Just knowing that this was possible…
People who didn’t like Trump, and who were fighting against him in the first two years of his presidency saw what happened to Adam Putnam and they said, “I don’t want that to happen to me.” So I think that that had a huge impact, because all of a sudden Donald Trump is picking our governor based on the fact that he liked his Fox News hits.
What was the initial impression of DeSantis amongst your friends and people you talk to? And did that change when Covid hit, after he sort of threw public health out the window?
A lot changed with DeSantis during Covid. He tried to govern as more of a moderate in his first two years, and his approval rating in the polls was consistently going up. DeSantis wasn’t doing any of the stuff that he’s doing now: the whole culture war, the CRT, the transgender issues. But when Covid hit, I think he saw an opportunity, because he read the base, and they were pushing back against any sort of Covid restrictions. And he saw an opportunity to distance himself from rivals that he looked at as future presidential aspirants, people like Kristi Noem and Greg Abbott, and to go further right than them. That’s when he lost me and a lot of other people in Florida, by basically putting his political ambition ahead of public health.
It sounds like he’s become more unpopular over the last two-ish years, which kind of runs against the national perception from outside the state, where we’ve seen his stock seemingly go up. But based on what you’ve said, I’m gathering that that’s not really the case.
I believe he’s probably going to get reelected, but yes, his popularity is not where it once was. What’s really going to bail him out is all of the new people who have moved to Florida in the last two years because of his Covid policy. We’ve had a huge influx of Republicans from Ohio, Michigan, Wisconsin, and Indiana. It’s probably going to be those people who will help him win reelection.
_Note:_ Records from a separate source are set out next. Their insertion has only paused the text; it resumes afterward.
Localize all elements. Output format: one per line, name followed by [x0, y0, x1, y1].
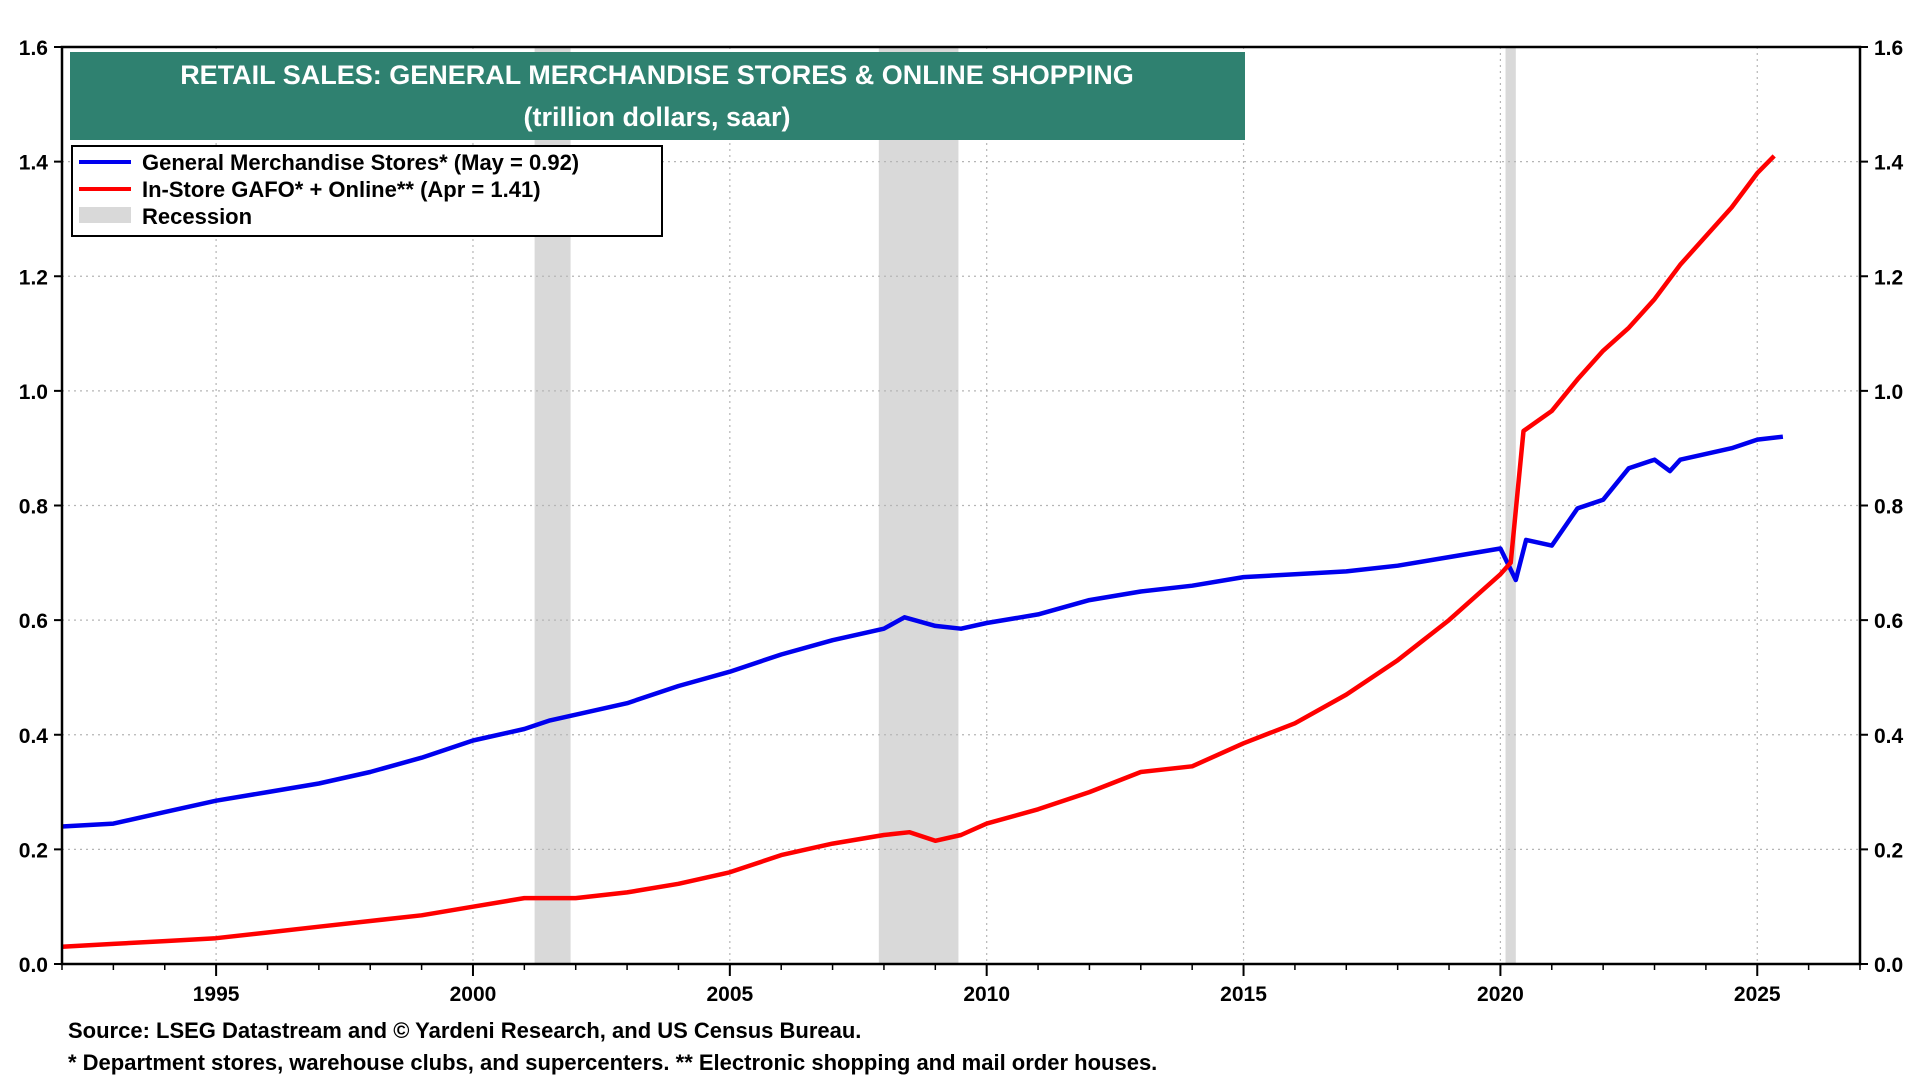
xtick-label-0: 1995 — [193, 983, 240, 1006]
series-lines — [61, 154, 1784, 950]
ytick-label-right-6: 1.2 — [1874, 266, 1903, 289]
chart-subtitle: (trillion dollars, saar) — [523, 102, 790, 132]
recession-band-2 — [1505, 47, 1516, 964]
series-line-0 — [61, 434, 1784, 829]
legend-label-gafo-online: In-Store GAFO* + Online** (Apr = 1.41) — [142, 177, 541, 202]
xtick-label-1: 2000 — [450, 983, 497, 1006]
ytick-label-right-1: 0.2 — [1874, 839, 1903, 862]
ytick-label-left-8: 1.6 — [19, 37, 48, 60]
legend-label-general-merchandise: General Merchandise Stores* (May = 0.92) — [142, 150, 579, 175]
legend-swatch-recession — [79, 207, 131, 223]
ytick-label-left-1: 0.2 — [19, 839, 48, 862]
xtick-label-6: 2025 — [1734, 983, 1781, 1006]
legend: General Merchandise Stores* (May = 0.92)… — [71, 145, 663, 237]
ytick-label-left-0: 0.0 — [19, 954, 48, 977]
ytick-label-right-7: 1.4 — [1874, 152, 1904, 175]
legend-box — [71, 145, 663, 237]
ytick-label-right-8: 1.6 — [1874, 37, 1903, 60]
ytick-label-left-6: 1.2 — [19, 266, 48, 289]
ytick-label-right-0: 0.0 — [1874, 954, 1903, 977]
legend-label-recession: Recession — [142, 204, 252, 229]
xtick-label-2: 2005 — [706, 983, 753, 1006]
footnote: * Department stores, warehouse clubs, an… — [68, 1050, 1158, 1075]
ytick-label-right-5: 1.0 — [1874, 381, 1903, 404]
ytick-label-left-3: 0.6 — [19, 610, 48, 633]
xtick-label-3: 2010 — [963, 983, 1010, 1006]
ytick-label-right-4: 0.8 — [1874, 496, 1904, 519]
xtick-label-5: 2020 — [1477, 983, 1524, 1006]
ytick-label-left-4: 0.8 — [19, 496, 49, 519]
ytick-label-left-5: 1.0 — [19, 381, 48, 404]
xtick-label-4: 2015 — [1220, 983, 1267, 1006]
source-note: Source: LSEG Datastream and © Yardeni Re… — [68, 1018, 862, 1043]
title-box — [70, 52, 1245, 140]
series-line-1 — [61, 154, 1776, 950]
chart-title: RETAIL SALES: GENERAL MERCHANDISE STORES… — [180, 60, 1134, 90]
ytick-label-right-2: 0.4 — [1874, 725, 1904, 748]
ytick-label-left-2: 0.4 — [19, 725, 49, 748]
x-axis: 1995 2000 2005 2010 2015 2020 2025 — [61, 964, 1861, 1006]
y-axis-right: 0.0 0.2 0.4 0.6 0.8 1.0 1.2 1.4 1.6 — [1860, 37, 1904, 977]
ytick-label-left-7: 1.4 — [19, 152, 49, 175]
ytick-label-right-3: 0.6 — [1874, 610, 1903, 633]
y-axis-left: 0.0 0.2 0.4 0.6 0.8 1.0 1.2 1.4 1.6 — [19, 37, 62, 977]
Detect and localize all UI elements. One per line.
Are you worried that he ends up as the 2024 Republican candidate?
Yes. Because as I’ve said on Twitter a number of times, what makes him so dangerous is that he has a lot of the same autocratic tendencies and ambitions that Trump has, but he doesn’t have Trump’s weaknesses. Trump’s weaknesses are his incompetence, his fecklessness, his lack of discipline and DeSantis doesn’t have those weaknesses. He’s very disciplined and very on point and on message, and plans things out very well. DeSantis’s weaknesses are the opposite of Trump’s. He has no interpersonal skills and he can’t carry on a conversation in person with anybody. As Roger Stone has said, to know DeSantis is to hate him, so the more you get to know him, the more you dislike him. This is what everybody close to him says, which is why he’s never been able to keep his staff. It’s been a constant revolving door of advisors and staff until he hired Christina Pushaw as his press secretary, who people derisively refer to as his co-governor. She’s pretty plugged into the whole MAGA universe, and she lets him know how to feed that base. So whenever there’s a hot-button culture war issue that pops up within that base, DeSantis is out there the next day talking about it.
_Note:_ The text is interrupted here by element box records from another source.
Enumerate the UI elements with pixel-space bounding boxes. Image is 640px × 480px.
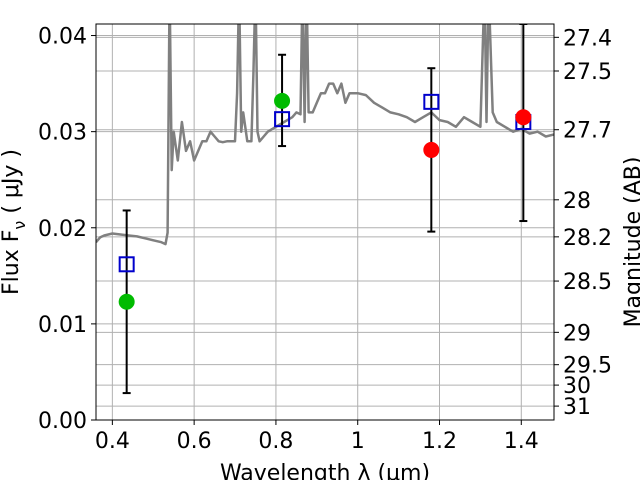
model-photometry-point bbox=[274, 111, 291, 128]
mag-tick-label: 29 bbox=[563, 321, 591, 346]
y-tick-label: 0.02 bbox=[38, 217, 87, 242]
x-tick-label: 0.6 bbox=[177, 429, 212, 454]
mag-tick-label: 29.5 bbox=[563, 354, 612, 379]
x-tick-label: 1.4 bbox=[504, 429, 539, 454]
x-axis: 0.4 0.6 0.8 1 1.2 1.4 bbox=[95, 420, 539, 454]
x-tick-label: 0.8 bbox=[258, 429, 293, 454]
plot-area bbox=[96, 24, 554, 395]
y-tick-label: 0.01 bbox=[38, 313, 87, 338]
grid bbox=[96, 24, 554, 421]
axes-frame bbox=[95, 23, 555, 421]
model-photometry-point bbox=[118, 256, 135, 273]
y-tick-label: 0.03 bbox=[38, 121, 87, 146]
observed-point bbox=[274, 92, 291, 109]
mag-tick-label: 31 bbox=[563, 395, 591, 420]
mag-tick-label: 30 bbox=[563, 374, 591, 399]
y-tick-label: 0.00 bbox=[38, 409, 87, 434]
mag-tick-label: 27.4 bbox=[563, 26, 612, 51]
x-tick-label: 1 bbox=[351, 429, 365, 454]
spectrum-line bbox=[96, 24, 554, 246]
magnitude-axis-label: Magnitude (AB) bbox=[621, 157, 640, 328]
x-axis-label: Wavelength λ (μm) bbox=[220, 461, 430, 480]
mag-tick-label: 28 bbox=[563, 189, 591, 214]
y-tick-label: 0.04 bbox=[38, 25, 87, 50]
mag-tick-label: 27.5 bbox=[563, 60, 612, 85]
y-axis: 0.00 0.01 0.02 0.03 0.04 bbox=[38, 25, 96, 434]
x-tick-label: 0.4 bbox=[95, 429, 130, 454]
mag-tick-label: 28.5 bbox=[563, 270, 612, 295]
model-photometry-point bbox=[423, 93, 440, 110]
x-tick-label: 1.2 bbox=[422, 429, 457, 454]
y-axis-label: Flux Fν ( μJy ) bbox=[0, 149, 29, 295]
observed-point bbox=[118, 293, 135, 310]
mag-tick-label: 28.2 bbox=[563, 226, 612, 251]
mag-tick-label: 27.7 bbox=[563, 119, 612, 144]
observed-point bbox=[423, 141, 440, 158]
observed-point bbox=[515, 109, 532, 126]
Let’s end on a bit of a positive note. When I was perusing your Twitter account, I noticed that many of your posts are quite comedic. How do you decide when to let that comedic sensibility show through when you’re also trying to tackle issues that are incredibly important and serious?
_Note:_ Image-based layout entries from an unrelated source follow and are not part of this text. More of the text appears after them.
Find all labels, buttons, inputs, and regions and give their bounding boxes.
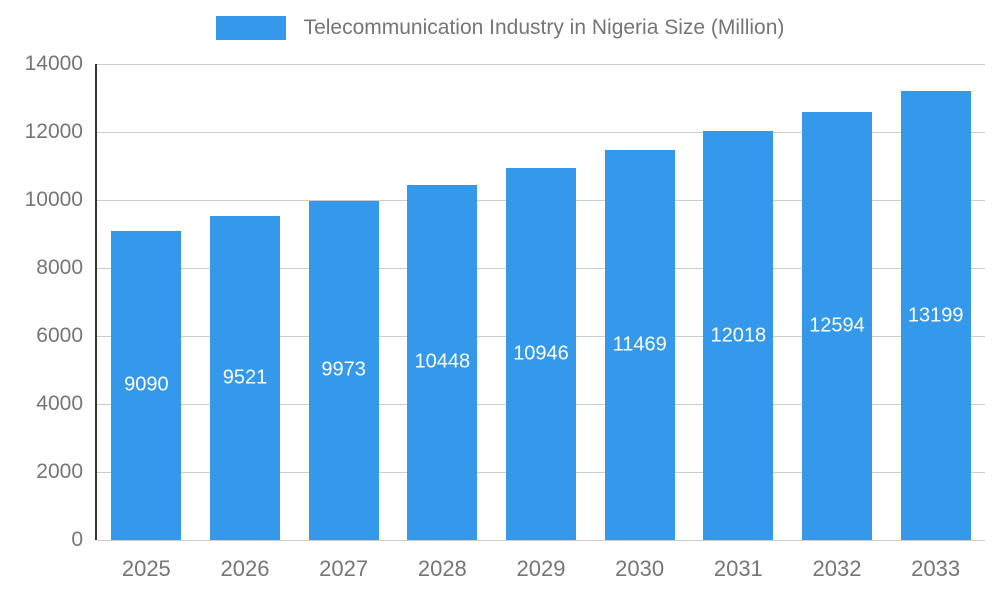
x-axis-tick-label: 2028 bbox=[417, 556, 467, 581]
chart-title: Telecommunication Industry in Nigeria Si… bbox=[303, 16, 785, 39]
bar-value-label: 9973 bbox=[321, 358, 366, 381]
chart-legend: Telecommunication Industry in Nigeria Si… bbox=[0, 16, 1000, 40]
bar: 13199 bbox=[900, 91, 971, 540]
y-axis-tick-label: 4000 bbox=[36, 392, 83, 415]
bar: 11469 bbox=[604, 150, 675, 540]
legend-swatch bbox=[215, 16, 286, 40]
gridline bbox=[97, 131, 985, 133]
x-axis-tick-label: 2031 bbox=[713, 556, 763, 581]
y-axis-tick-label: 0 bbox=[71, 528, 83, 551]
x-axis-tick-label: 2025 bbox=[121, 556, 171, 581]
gridline bbox=[97, 539, 985, 541]
x-axis-tick-label: 2030 bbox=[615, 556, 665, 581]
bar-value-label: 9090 bbox=[124, 373, 169, 396]
bar-value-label: 13199 bbox=[907, 304, 964, 327]
bar-value-label: 9521 bbox=[222, 366, 268, 389]
bar: 12594 bbox=[802, 111, 872, 540]
bar: 9973 bbox=[308, 200, 379, 540]
x-axis-tick-label: 2026 bbox=[220, 556, 270, 581]
y-axis-tick-label: 2000 bbox=[36, 460, 83, 483]
gridline bbox=[97, 63, 985, 65]
x-axis-tick-label: 2029 bbox=[516, 556, 566, 581]
bar-value-label: 10448 bbox=[414, 350, 471, 373]
y-axis-tick-label: 12000 bbox=[24, 120, 83, 143]
y-axis-tick-label: 6000 bbox=[36, 324, 83, 347]
x-axis-tick-label: 2027 bbox=[319, 556, 369, 581]
bar: 9090 bbox=[111, 230, 182, 540]
bar: 12018 bbox=[703, 131, 774, 540]
bar-value-label: 12594 bbox=[809, 314, 865, 337]
y-axis-tick-label: 8000 bbox=[36, 256, 83, 279]
x-axis-tick-label: 2033 bbox=[911, 556, 961, 581]
bar-value-label: 11469 bbox=[612, 333, 667, 356]
bar: 10448 bbox=[407, 184, 478, 540]
bar: 10946 bbox=[506, 167, 576, 540]
plot-area: 0 2000 4000 6000 8000 10000 12000 14000 9090 2025… bbox=[25, 52, 985, 581]
y-axis-tick-label: 10000 bbox=[24, 188, 83, 211]
x-axis-tick-label: 2032 bbox=[812, 556, 862, 581]
bar-value-label: 10946 bbox=[513, 342, 569, 365]
bar-value-label: 12018 bbox=[710, 324, 767, 347]
y-axis-tick-label: 14000 bbox=[24, 52, 83, 75]
bar: 9521 bbox=[210, 216, 280, 540]
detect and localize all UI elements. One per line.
Making fun of them is a way to hurt them. They hate it. Alex Jones was going off on me (several days ago), Roger Stone attacks me almost daily. They hate being made fun of because they take themselves very seriously. So part of injecting humor into it makes my subject matter more palatable to the people who follow me, who maybe don’t want to hear from Roger Stone. But if you put a funny angle on it, they’ll listen. And my humor isn’t really silly humor. It’s cutting humor. I’m slicing them as I’m laughing at them.